Jordan Bryan

Pairwise independence does not imply countable mutual independence

Define a sequence of random variables indexed by \(n\) as follows:

  1. Divide the unit interval into sub-intervals of size \(1/3^n\)

  2. Let the random variable be equal to \(1\) if \(\omega\) falls within the “middle” third of each subinterval, and let it be equal to \(0\) otherwise

More formally, let

\[X_n := \mathbf{1}_{B_n}\]

where \(B_n\) is the event defined as

\[B_n := \Bigg\{\omega : \omega \in \bigcup_{j = 1}^{3^{n-1}} \bigg( \frac{3(j-1)+1}{3^{n}}, \frac{3(j-1)+2}{3^{n}} \bigg] \Bigg\}\]

Following this procedure, one gets an iid sequence of random variables

\[\{X_n\} \overset{\text{iid}}{\sim} \text{Bernoulli}\Big(\frac{1}{3}\Big)\]

Independence follows from the fact that

\[\mathsf{P}\big[\cap_{i \in \mathcal{I}} B_i \big] = \prod_{i \in \mathcal{I}}\mathsf{P}\big[B_i \big]\]

for any index set \(\mathcal{I}\). Identical distribution follows from the fact that

\[\mathsf{P}[X_i = 1] = 1/3\]

for each \(i\).

Mutual independence, however, is a delicate thing. A small deviation from the setup above can result in a sequence of random variables that are pairwise independent, but not mutually independent.

We can change the position of two of the events from the previous construction to create a sequence of pairwise independent, but not mutually independent, Bernoulli random variables.

To see this, let

\[Y_n := \mathbf{1}_{A_n}\]

where \(A_n\) is defined as follows:

For \(n=1\), divide the unit interval into \(3\) intervals of equal size and set

\[\begin{aligned} A_1 := (1/3,2/3] \end{aligned}\]

For \(n = 2\) and \(n=3\), define

\[\begin{aligned} A_2 &:= (0,1/9] \cup (5/9,2/3] \cup (7/9,8/9] \\ A_3 &:= (1/9,2/9] \cup (1/3,4/9] \cup (7/9,8/9] \end{aligned}\]

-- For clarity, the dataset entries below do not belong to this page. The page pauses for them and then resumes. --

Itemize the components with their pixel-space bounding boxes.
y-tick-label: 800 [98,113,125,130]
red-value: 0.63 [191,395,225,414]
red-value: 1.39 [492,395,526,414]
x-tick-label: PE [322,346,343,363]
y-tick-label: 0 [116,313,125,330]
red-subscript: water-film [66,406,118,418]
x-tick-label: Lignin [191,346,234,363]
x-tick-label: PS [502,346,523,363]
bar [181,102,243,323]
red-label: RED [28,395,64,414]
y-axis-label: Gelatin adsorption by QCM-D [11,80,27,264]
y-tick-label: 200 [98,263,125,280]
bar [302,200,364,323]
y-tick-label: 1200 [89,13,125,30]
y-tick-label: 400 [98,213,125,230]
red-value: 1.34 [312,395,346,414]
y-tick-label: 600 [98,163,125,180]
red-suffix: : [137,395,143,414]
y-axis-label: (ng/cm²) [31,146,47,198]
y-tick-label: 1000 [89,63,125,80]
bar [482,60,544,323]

For each \(n > 3\), divide the interval \((0,1]\) into \(\frac{1}{3^{n-1}}\) subintervals of equal size, and define \(A_n\) to be all \(\omega\) that fall within the middle third of each of these segments, as before.

The figure at the top of the page illustrates events \(A_1, \dots, A_5\) under this scheme. Intuitively, one can see that the events cannot be mutually independent because there is no place on the unit interval where all five colours overlap. Namely,

\[\begin{aligned} \mathsf{P}\big[\cap_{i=1}^n A_i \big] &= \mathsf{P}\big[\varnothing \big] = 0 \end{aligned}\]

which is not equal to

\[\prod_{i=1}^n \mathsf{P}\big[A_i \big] = 1 / 3^n\]

However, any set of more than three events \( \{ A_i \} \) that does not contain all three of \(A_1, A_2, A_3\) will be mutually independent. In this particular construction, it is only the three-way interaction of \(A_1, A_2, A_3\) that destroys the mutual independence of the full sequence.